What is a Drop panel
A drop panel is similar in nature to a shear cap, however its plan dimension is larger.
A drop panel is a projection below the slab used to reduce the amount of negative reinforcement over a column or the minimum required slab thickness, and to increase the slab shear strength.
That was another quote taken straight out of ACI 318-08. You will now notice that a key difference between a Shear Cap vs Drop Panel is that a drop panel not only enhances the shear capacity of a slab but also allows for a reduction in negative reinforcement over a column and a reduction in thickness of the adjacent slab. For a discussion on how bending works in slabs, refer to THIS article which also goes into detail about post-tensioning within slabs.

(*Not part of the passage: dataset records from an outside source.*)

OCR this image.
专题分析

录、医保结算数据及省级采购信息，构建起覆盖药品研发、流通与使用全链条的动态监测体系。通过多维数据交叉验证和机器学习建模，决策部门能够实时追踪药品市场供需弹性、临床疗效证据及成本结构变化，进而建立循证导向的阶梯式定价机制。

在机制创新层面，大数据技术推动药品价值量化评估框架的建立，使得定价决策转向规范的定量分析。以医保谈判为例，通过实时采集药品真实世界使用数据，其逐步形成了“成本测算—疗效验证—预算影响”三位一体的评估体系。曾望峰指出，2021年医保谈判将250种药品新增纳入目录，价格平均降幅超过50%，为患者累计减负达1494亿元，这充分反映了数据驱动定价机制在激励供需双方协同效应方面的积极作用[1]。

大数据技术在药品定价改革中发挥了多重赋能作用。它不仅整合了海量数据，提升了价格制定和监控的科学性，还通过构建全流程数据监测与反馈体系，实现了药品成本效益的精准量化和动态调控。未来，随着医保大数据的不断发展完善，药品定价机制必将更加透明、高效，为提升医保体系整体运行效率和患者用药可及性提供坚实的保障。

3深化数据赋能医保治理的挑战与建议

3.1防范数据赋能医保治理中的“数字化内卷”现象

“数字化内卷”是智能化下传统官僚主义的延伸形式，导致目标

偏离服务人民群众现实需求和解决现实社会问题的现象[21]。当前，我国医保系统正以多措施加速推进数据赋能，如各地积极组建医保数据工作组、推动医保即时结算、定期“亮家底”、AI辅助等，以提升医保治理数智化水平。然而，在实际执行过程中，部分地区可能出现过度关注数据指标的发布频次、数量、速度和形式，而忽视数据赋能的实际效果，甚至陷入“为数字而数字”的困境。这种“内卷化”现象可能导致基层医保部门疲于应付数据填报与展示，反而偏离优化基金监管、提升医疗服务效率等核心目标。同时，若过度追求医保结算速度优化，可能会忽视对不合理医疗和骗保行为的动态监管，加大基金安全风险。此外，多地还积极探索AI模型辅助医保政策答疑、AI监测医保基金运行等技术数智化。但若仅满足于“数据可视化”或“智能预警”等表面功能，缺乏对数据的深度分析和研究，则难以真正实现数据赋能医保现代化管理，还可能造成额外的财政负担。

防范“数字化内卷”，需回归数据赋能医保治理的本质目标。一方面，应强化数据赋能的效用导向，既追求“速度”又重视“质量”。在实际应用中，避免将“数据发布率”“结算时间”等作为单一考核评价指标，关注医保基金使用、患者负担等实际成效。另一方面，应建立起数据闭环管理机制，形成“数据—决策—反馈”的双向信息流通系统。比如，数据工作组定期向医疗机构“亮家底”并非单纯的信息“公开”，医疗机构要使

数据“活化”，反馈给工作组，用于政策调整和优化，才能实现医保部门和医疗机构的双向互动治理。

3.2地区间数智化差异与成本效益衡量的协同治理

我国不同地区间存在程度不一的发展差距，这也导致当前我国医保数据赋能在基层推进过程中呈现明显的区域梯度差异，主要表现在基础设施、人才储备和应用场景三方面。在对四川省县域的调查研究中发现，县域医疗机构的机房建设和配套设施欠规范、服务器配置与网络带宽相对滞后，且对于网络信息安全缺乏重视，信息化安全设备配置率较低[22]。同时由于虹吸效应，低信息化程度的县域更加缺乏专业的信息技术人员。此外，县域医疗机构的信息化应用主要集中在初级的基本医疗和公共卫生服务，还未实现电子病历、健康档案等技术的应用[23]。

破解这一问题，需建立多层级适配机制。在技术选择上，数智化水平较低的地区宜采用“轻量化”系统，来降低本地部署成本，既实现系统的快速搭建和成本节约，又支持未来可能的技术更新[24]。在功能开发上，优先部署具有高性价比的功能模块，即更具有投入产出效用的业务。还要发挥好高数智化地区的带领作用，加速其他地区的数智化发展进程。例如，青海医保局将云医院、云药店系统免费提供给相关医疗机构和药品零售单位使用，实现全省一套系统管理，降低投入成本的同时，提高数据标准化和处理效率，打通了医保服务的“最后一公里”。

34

The increased thickness over the column, over a larger plan area, increases the bending stiffness and therefore reduces the slabs deflection. This then allows the adjacent slab zones to be reduced.
ACI 318-08 also provides guidance on minimum dimensions for a drop panel…
Converting the guidance in clause 13.2.5. into a visual format, we achieve the following minimum arrangement…
What is a Column Capital
A column capital differs from a shear cap and a drop panel in that the column capital is poured integral with the support column rather than the slab.
A structural column capital is a widening of the top of a support column where it meets the soffit of a slab. The widening of the column produces a larger shear perimeter within the slab which increases its punching shear capacity. Structural column capitals are not to be mistaken with architectural column capitals which are more aesthetic in their application rather than providing structural enhancement.
When should a Shear Cap or Drop Panel or Column Capital be Used
Each option between Shear Cap vs Drop Panel vs Column Capital aims to increase a slabs shear capacity through modification of either the slab itself or the support column.
The question of which individual one to choose is a little less cut and dry and a little more project dependant…
- Shear Cap: Is ideal for projects where the only concern is shear capacity of the slab. The introduction of a shear cap does not add thickness over a large area so it allows ceiling heights to be increased. A shear cap allows larger areas with higher ceiling heights.
- Drop Panel: A drop panel is ideal for reduction of steel tonnage and improvement of punching shear capacity of the slab. Due to its enhancement of the slabs stiffness it generally allows an overall reduction in concrete volume as well. This is ideal in scenarios where your project is heavily cost driven.
- Column Capital: If a structural column capital can be dressed to also serve an architectural purpose this is the perfect solution to solve form and function. Depending on your region, modifications to the column head may be a more costly option. In Australia for example, column capitals are rarely used these days as it is deemed more efficient to provide a drop panel or stud rails.
Which is better, Shear Cap vs Drop Panel vs Column Capital
The table below compares the Shear Cap vs Drop Panel vs Column Capital against different assessment criteria
Behold the Ultimate Drop Panel and Column Capital Combination
One of my most favourite slab soffits within a car park structure is located right here in my home town of Melbourne. It is also an iconic film location which made an appearance in a great Aussie classic movie, Mad Max.
The location is Melbourne University in Parkville, Victoria. It is an extreme case of a column capital morphing into a drop panel. The end result is a quasi arch, column capital, drop panel arrangement. Built in 1971, its a great example of impressive form-work, especially considering the time it was constructed.